Djoko Susilo, Angkatan Intelektual Pertama Jawa Pos
Ternyata, dalam perjalanan, kata Dahlan, sosok Djoko mendua. Ini karena, Djoko saat bekerja di Jawa Pos juga menjadi dosen di salah satu Perguruan Tinggi Negeri di Surabaya.
Secara aturan, hal tersebut sejatinya tidak diperbolehkan. “Waktu saya tanya kenapa jadi PNS, ternyata Bung Djoko berkeinginan pergi keluar negeri,” kata Dahlan.
Mendengar hal itu, Dahlan memberi jaminan kepada Djoko bahwa wartawan Jawa Pos juga bisa keluar negeri. Negara pertama yang dikunjungi Djoko saat berstatus wartawan Jawa Pos adalah Libya.
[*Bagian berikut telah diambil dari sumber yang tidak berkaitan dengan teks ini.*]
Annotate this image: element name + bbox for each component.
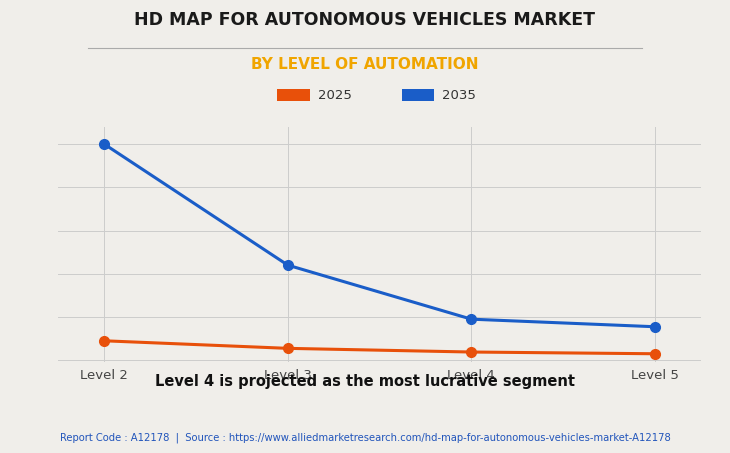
Text: HD MAP FOR AUTONOMOUS VEHICLES MARKET: HD MAP FOR AUTONOMOUS VEHICLES MARKET: [134, 11, 596, 29]
Text: 2025: 2025: [318, 89, 351, 101]
Text: BY LEVEL OF AUTOMATION: BY LEVEL OF AUTOMATION: [251, 57, 479, 72]
Text: Report Code : A12178  |  Source : https://www.alliedmarketresearch.com/hd-map-fo: Report Code : A12178 | Source : https://…: [60, 433, 670, 443]
Text: Level 4 is projected as the most lucrative segment: Level 4 is projected as the most lucrati…: [155, 374, 575, 389]
Text: 2035: 2035: [442, 89, 475, 101]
“Waktu itu juga ada agenda bertemu pemimpin tertinggi Libya, Muammar Gaddafi, beliau sangat excited sekali,” ujarnya.
Setelah itu, Djoko memang banyak menghabiskan waktu menjadi kontributor Jawa Pos di Amerika Serikat dan Inggris. Menurut Dahlan keahlian berbahasa Djoko menjadi nilai tambah, mengapa dia ditempatkan di sana.
"Bung Djoko itu hapal sekali jenis-jenis senjata, hapal jenis-jenis kapal perang, hampir semua di bidang itu dia kuasai," kata Dahlan.
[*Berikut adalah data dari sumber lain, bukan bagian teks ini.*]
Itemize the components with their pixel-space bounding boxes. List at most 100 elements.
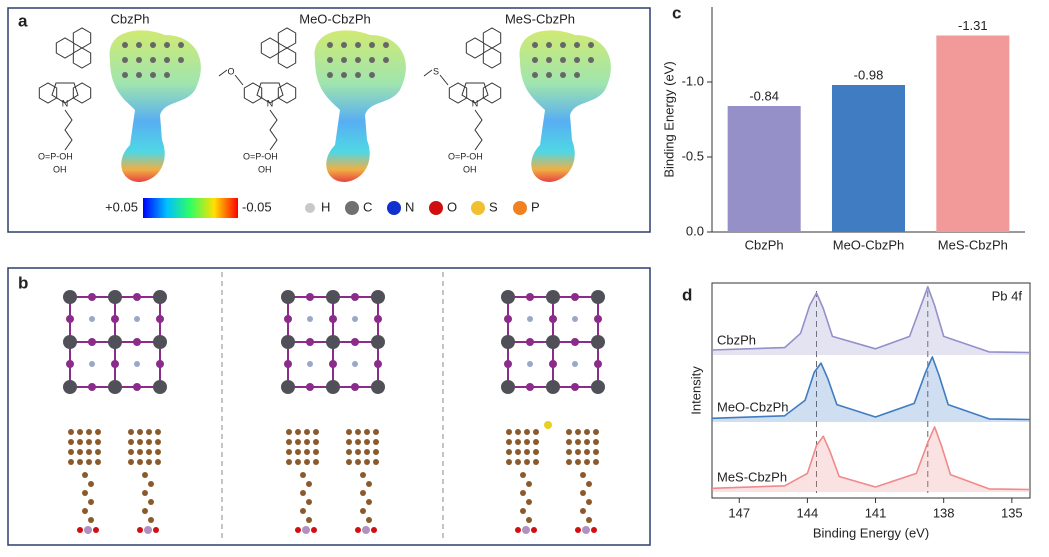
- atom-label: N: [267, 98, 274, 108]
- c-atom: [373, 459, 379, 465]
- c-atom: [300, 490, 306, 496]
- c-atom: [137, 429, 143, 435]
- pb-atom: [546, 290, 560, 304]
- c-atom: [526, 499, 532, 505]
- pb-atom: [281, 290, 295, 304]
- atom: [136, 42, 142, 48]
- ma-cation: [89, 316, 95, 322]
- atom-label: N: [472, 98, 479, 108]
- atom: [574, 72, 580, 78]
- pb-atom: [108, 335, 122, 349]
- pb-atom: [326, 380, 340, 394]
- c-atom: [515, 459, 521, 465]
- pb-atom: [326, 335, 340, 349]
- pb-atom: [63, 380, 77, 394]
- c-atom: [584, 459, 590, 465]
- i-atom: [66, 315, 74, 323]
- atom: [546, 57, 552, 63]
- atom: [369, 57, 375, 63]
- c-atom: [142, 472, 148, 478]
- panel-a-frame: [7, 7, 651, 233]
- i-atom: [329, 360, 337, 368]
- c-atom: [593, 459, 599, 465]
- pentagon: [51, 82, 79, 104]
- c-atom: [524, 459, 530, 465]
- atom: [560, 57, 566, 63]
- c-atom: [300, 472, 306, 478]
- c-atom: [77, 459, 83, 465]
- atom: [355, 72, 361, 78]
- c-atom: [148, 499, 154, 505]
- c-atom: [520, 508, 526, 514]
- atom: [355, 42, 361, 48]
- c-atom: [346, 459, 352, 465]
- i-atom: [88, 338, 96, 346]
- atom-label: OH: [53, 164, 67, 174]
- c-atom: [295, 449, 301, 455]
- ma-cation: [572, 361, 578, 367]
- atom: [178, 57, 184, 63]
- bond: [218, 69, 228, 77]
- c-atom: [366, 481, 372, 487]
- c-atom: [95, 439, 101, 445]
- c-atom: [304, 459, 310, 465]
- c-atom: [364, 449, 370, 455]
- atom: [574, 57, 580, 63]
- bar: [831, 85, 906, 232]
- atom-legend-swatch: [345, 201, 359, 215]
- atom: [327, 42, 333, 48]
- atom: [341, 42, 347, 48]
- c-atom: [515, 439, 521, 445]
- atom: [560, 72, 566, 78]
- ma-cation: [134, 316, 140, 322]
- ma-cation: [352, 361, 358, 367]
- atom: [546, 42, 552, 48]
- c-atom: [360, 490, 366, 496]
- y-tick-label: -0.5: [682, 148, 704, 163]
- pb-atom: [108, 290, 122, 304]
- c-atom: [295, 429, 301, 435]
- ring: [260, 37, 280, 59]
- o-atom: [591, 527, 597, 533]
- ma-cation: [89, 361, 95, 367]
- c-atom: [300, 508, 306, 514]
- bond: [423, 69, 433, 77]
- c-atom: [86, 449, 92, 455]
- ring: [277, 27, 297, 49]
- atom-legend-swatch: [513, 201, 527, 215]
- pentagon: [256, 82, 284, 104]
- i-atom: [351, 338, 359, 346]
- atom: [178, 42, 184, 48]
- pb-atom: [371, 380, 385, 394]
- c-atom: [128, 429, 134, 435]
- atom-legend-swatch: [387, 201, 401, 215]
- o-atom: [515, 527, 521, 533]
- atom-legend-label: S: [489, 199, 498, 214]
- i-atom: [156, 360, 164, 368]
- c-atom: [584, 449, 590, 455]
- p-atom: [84, 526, 92, 534]
- i-atom: [374, 360, 382, 368]
- c-atom: [68, 429, 74, 435]
- i-atom: [526, 338, 534, 346]
- bar-value-label: -1.31: [958, 18, 988, 33]
- c-atom: [95, 459, 101, 465]
- atom: [341, 72, 347, 78]
- i-atom: [571, 293, 579, 301]
- ring: [465, 37, 485, 59]
- pb-atom: [108, 380, 122, 394]
- i-atom: [504, 315, 512, 323]
- pb-atom: [153, 335, 167, 349]
- c-atom: [146, 439, 152, 445]
- c-atom: [575, 439, 581, 445]
- atom: [532, 72, 538, 78]
- c-atom: [306, 481, 312, 487]
- ring: [55, 37, 75, 59]
- ring: [38, 82, 58, 104]
- atom: [164, 72, 170, 78]
- c-atom: [586, 499, 592, 505]
- panel-label: b: [18, 273, 28, 292]
- ma-cation: [307, 361, 313, 367]
- i-atom: [504, 360, 512, 368]
- c-atom: [295, 459, 301, 465]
Dahlan mengaku tahu jika Djoko selama ini sudah terkena sakit gula darah. Saat bertemu setelah sekian lama, Dahlan mengetahui hal itu setelah melihat fisik dari Djoko. Namun, Dahlan juga kagum dengan sikap Djoko setelah mengetahui sakit yang dideritanya. “Bung Djoko itu luar biasa konsistennya, menjaga diri,” kata Dahlan.
Sementara Pratikno juga memiliki kenangan tersendiri atas sosok almarhum. Dia menyatakan, Djoko adalah seniornya persis satu tingkat saat kuliah di Universitas Gajah Mada. “Mas Djoko waktu pertama masuk, naik ke meja melakukan orasi, sesuatu yang menginspirasi kami,” kata Pratikno.